During the days of LOST (and don’t think I don’t hear your eye-rolling and loud, LOUD sighing), I couldn’t get enough of the show. The mystery. Where was it going next. WHAT WAS THE SMOKE MONSTER! It was one of the few shows I allowed to take me along for a ride, and I was never angry. (Nope, not even with “That Ending”.) I was, say it with me class, intellectually surprised. When it was all said and done, I wept like Jimmy Swaggart. I had wanted to know the mystery, as did most of America, but I didn’t want it to end in some sick, torturous way. I didn’t want to let the characters go. I was inspired by their stories. Inspired by the storytelling. Inspired by the mystery, the twists, the turns.

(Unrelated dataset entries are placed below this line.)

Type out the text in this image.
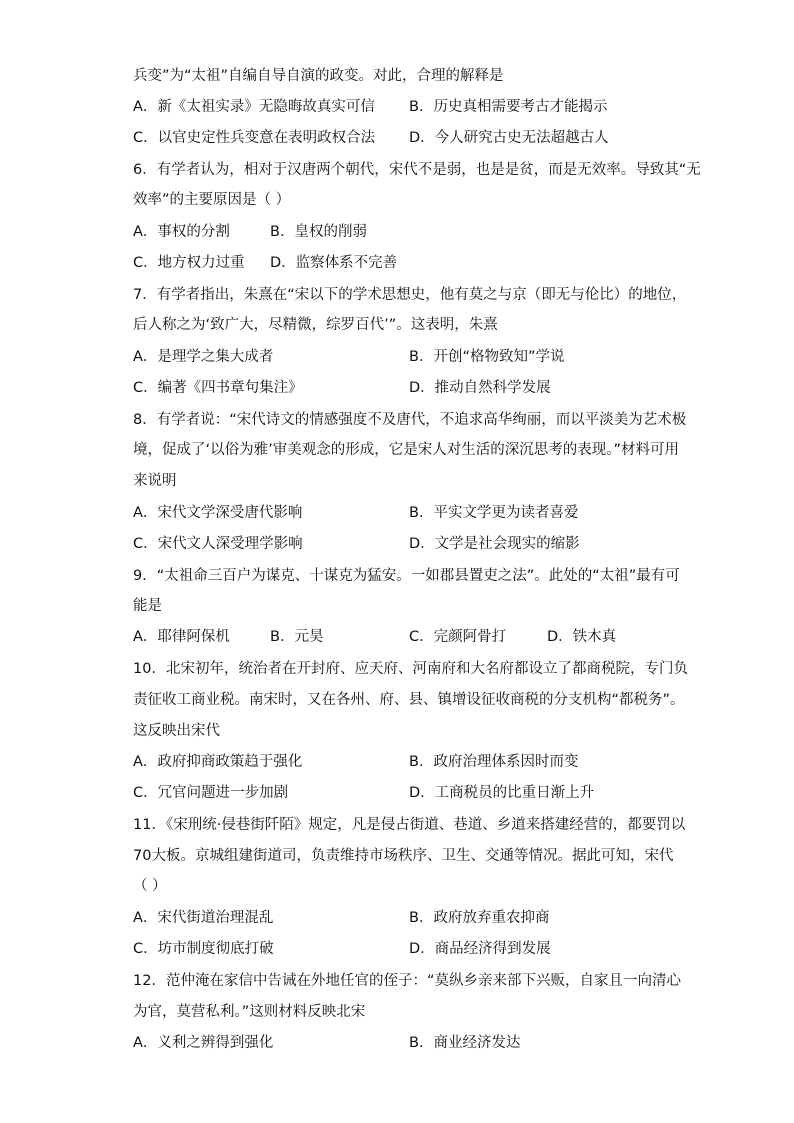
兵变”为“太祖”自编自导自演的政变。对此，合理的解释是
A．新《太祖实录》无隐晦故真实可信 B．历史真相需要考古才能揭示
C．以官史定性兵变意在表明政权合法 D．今人研究古史无法超越古人
6．有学者认为，相对于汉唐两个朝代，宋代不是弱，也是是贫，而是无效率。导致其“无
效率”的主要原因是（ ）
A．事权的分割	B．皇权的削弱
C．地方权力过重 D．监察体系不完善
7．有学者指出，朱熹在“宋以下的学术思想史，他有莫之与京（即无与伦比）的地位，
后人称之为‘致广大，尽精微，综罗百代’”。这表明，朱熹
A．是理学之集大成者	B．开创“格物致知”学说
C．编著《四书章句集注》	D．推动自然科学发展
8．有学者说：“宋代诗文的情感强度不及唐代，不追求高华绚丽，而以平淡美为艺术极
境，促成了‘以俗为雅’审美观念的形成，它是宋人对生活的深沉思考的表现。”材料可用
来说明
A．宋代文学深受唐代影响	B．平实文学更为读者喜爱
C．宋代文人深受理学影响	D．文学是社会现实的缩影
9．“太祖命三百户为谋克、十谋克为猛安。一如郡县置吏之法”。此处的“太祖”最有可
能是
A．耶律阿保机	B．元昊	C．完颜阿骨打	D．铁木真
10．北宋初年，统治者在开封府、应天府、河南府和大名府都设立了都商税院，专门负
责征收工商业税。南宋时，又在各州、府、县、镇增设征收商税的分支机构“都税务”。
这反映出宋代
A．政府抑商政策趋于强化	B．政府治理体系因时而变
C．冗官问题进一步加剧	D．工商税员的比重日渐上升
11．《宋刑统·侵巷街阡陌》规定，凡是侵占街道、巷道、乡道来搭建经营的，都要罚以
70大板。京城组建街道司，负责维持市场秩序、卫生、交通等情况。据此可知，宋代
（ ）
A．宋代街道治理混乱	B．政府放弃重农抑商
C．坊市制度彻底打破	D．商品经济得到发展
12．范仲淹在家信中告诫在外地任官的侄子：“莫纵乡亲来部下兴贩，自家且一向清心
为官，莫营私利。”这则材料反映北宋
A．义利之辨得到强化	B．商业经济发达
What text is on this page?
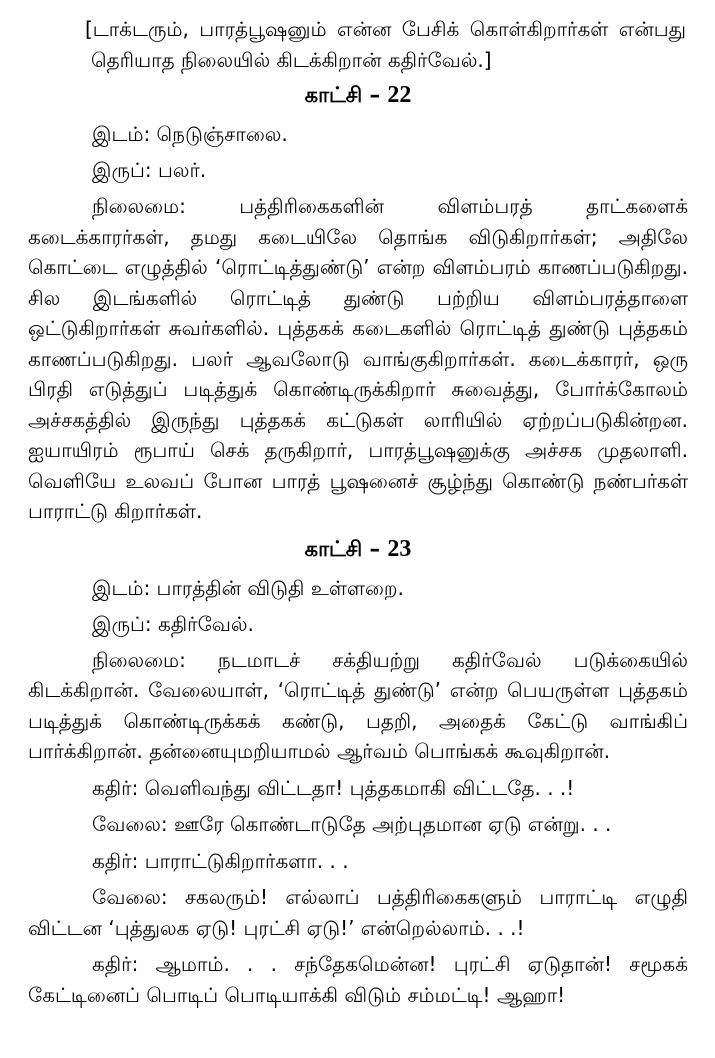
[டாக்டரும், பாரத்பூஷனும் என்ன பேசிக் கொள்கிறார்கள் என்பது தெரியாத நிலையில் கிடக்கிறான் கதிர்வேல்.]

காட்சி – 22

இடம்: நெடுஞ்சாலை.

இருப்: பலர்.

நிலைமை: பத்திரிகைகளின் விளம்பரத் தாட்களைக் கடைக்காரர்கள், தமது கடையிலே தொங்க விடுகிறார்கள்; அதிலே கொட்டை எழுத்தில் ‘ரொட்டித்துண்டு’ என்ற விளம்பரம் காணப்படுகிறது. சில இடங்களில் ரொட்டித் துண்டு பற்றிய விளம்பரத்தாளை ஒட்டுகிறார்கள் சுவர்களில். புத்தகக் கடைகளில் ரொட்டித் துண்டு புத்தகம் காணப்படுகிறது. பலர் ஆவலோடு வாங்குகிறார்கள். கடைக்காரர், ஒரு பிரதி எடுத்துப் படித்துக் கொண்டிருக்கிறார் சுவைத்து, போர்க்கோலம் அச்சகத்தில் இருந்து புத்தகக் கட்டுகள் லாரியில் ஏற்றப்படுகின்றன. ஐயாயிரம் ரூபாய் செக் தருகிறார், பாரத்பூஷனுக்கு அச்சக முதலாளி. வெளியே உலவப் போன பாரத் பூஷனைச் சூழ்ந்து கொண்டு நண்பர்கள் பாராட்டு கிறார்கள்.

காட்சி – 23

இடம்: பாரத்தின் விடுதி உள்ளறை.

இருப்: கதிர்வேல்.

நிலைமை: நடமாடச் சக்தியற்று கதிர்வேல் படுக்கையில் கிடக்கிறான். வேலையாள், ‘ரொட்டித் துண்டு’ என்ற பெயருள்ள புத்தகம் படித்துக் கொண்டிருக்கக் கண்டு, பதறி, அதைக் கேட்டு வாங்கிப் பார்க்கிறான். தன்னையுமறியாமல் ஆர்வம் பொங்கக் கூவுகிறான்.

கதிர்: வெளிவந்து விட்டதா! புத்தகமாகி விட்டதே. . .!

வேலை: ஊரே கொண்டாடுதே அற்புதமான ஏடு என்று. . .

கதிர்: பாராட்டுகிறார்களா. . .

வேலை: சகலரும்! எல்லாப் பத்திரிகைகளும் பாராட்டி எழுதி விட்டன ‘புத்துலக ஏடு! புரட்சி ஏடு!’ என்றெல்லாம். . .!

கதிர்: ஆமாம். . . சந்தேகமென்ன! புரட்சி ஏடுதான்! சமூகக் கேட்டினைப் பொடிப் பொடியாக்கி விடும் சம்மட்டி! ஆஹா!
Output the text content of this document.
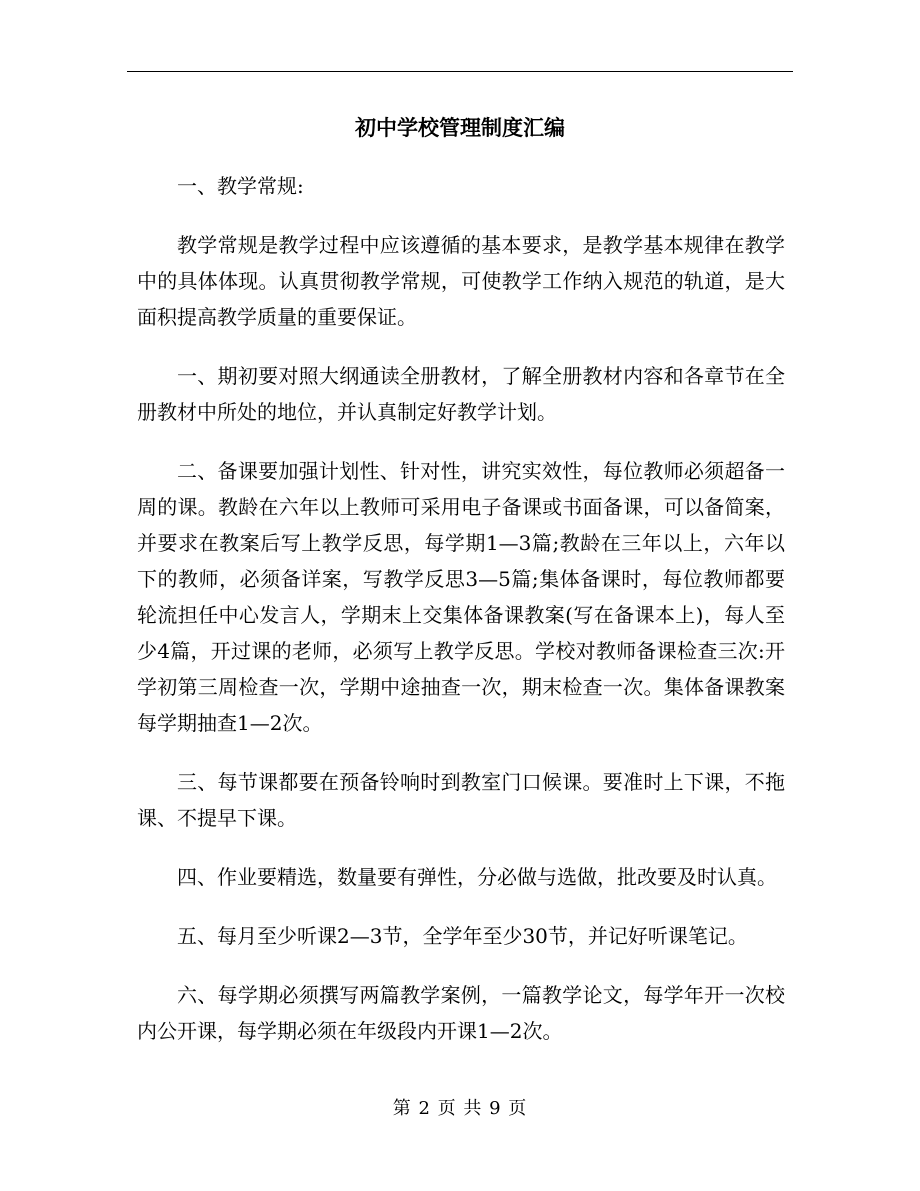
初中学校管理制度汇编

一、教学常规:

教学常规是教学过程中应该遵循的基本要求，是教学基本规律在教学中的具体体现。认真贯彻教学常规，可使教学工作纳入规范的轨道，是大面积提高教学质量的重要保证。

一、期初要对照大纲通读全册教材，了解全册教材内容和各章节在全册教材中所处的地位，并认真制定好教学计划。

二、备课要加强计划性、针对性，讲究实效性，每位教师必须超备一周的课。教龄在六年以上教师可采用电子备课或书面备课，可以备简案，并要求在教案后写上教学反思，每学期1—3篇;教龄在三年以上，六年以下的教师，必须备详案，写教学反思3—5篇;集体备课时，每位教师都要轮流担任中心发言人，学期末上交集体备课教案(写在备课本上)，每人至少4篇，开过课的老师，必须写上教学反思。学校对教师备课检查三次:开学初第三周检查一次，学期中途抽查一次，期末检查一次。集体备课教案每学期抽查1—2次。

三、每节课都要在预备铃响时到教室门口候课。要准时上下课，不拖课、不提早下课。

四、作业要精选，数量要有弹性，分必做与选做，批改要及时认真。

五、每月至少听课2—3节，全学年至少30节，并记好听课笔记。

六、每学期必须撰写两篇教学案例，一篇教学论文，每学年开一次校内公开课，每学期必须在年级段内开课1—2次。

第 2 页 共 9 页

Afterward, when I had time to digest it all, I wanted to find JJ Abrams, sit him down, and ask him: How did you come up with this concept? JJ Abrams had made many a thing before LOST, but nothing was as memorable to me, or really made me love him, and Damon Lindelof, and Carlton Cuse as creative talents. Of course, you either loved it or hated it. I loved it, and didn’t (and still don’t) apologize. It was innovative. There was nothing like it on television before or since. Especially for those who loathed the show, you have to give it at least that much. Was I expecting to get all that from a stupid TV show? No. It’s TV. UNEXPECTED.
The catalyst for this post (and what has now become one of my favorite online videos) is of – stop the presses – JJ Abrams at a TED speaking. Don’t worry. I didn’t know what a TED was either before I saw this (shout to Trey Ratcliffe). In it, he explains a term I’d heard a lot while LOST was on air, in interviews from both JJ Abrams and Damon Lindelof: Mystery Boxes. I love this because it takes inspiration and creativity and character and love for what you do, and puts it in a box.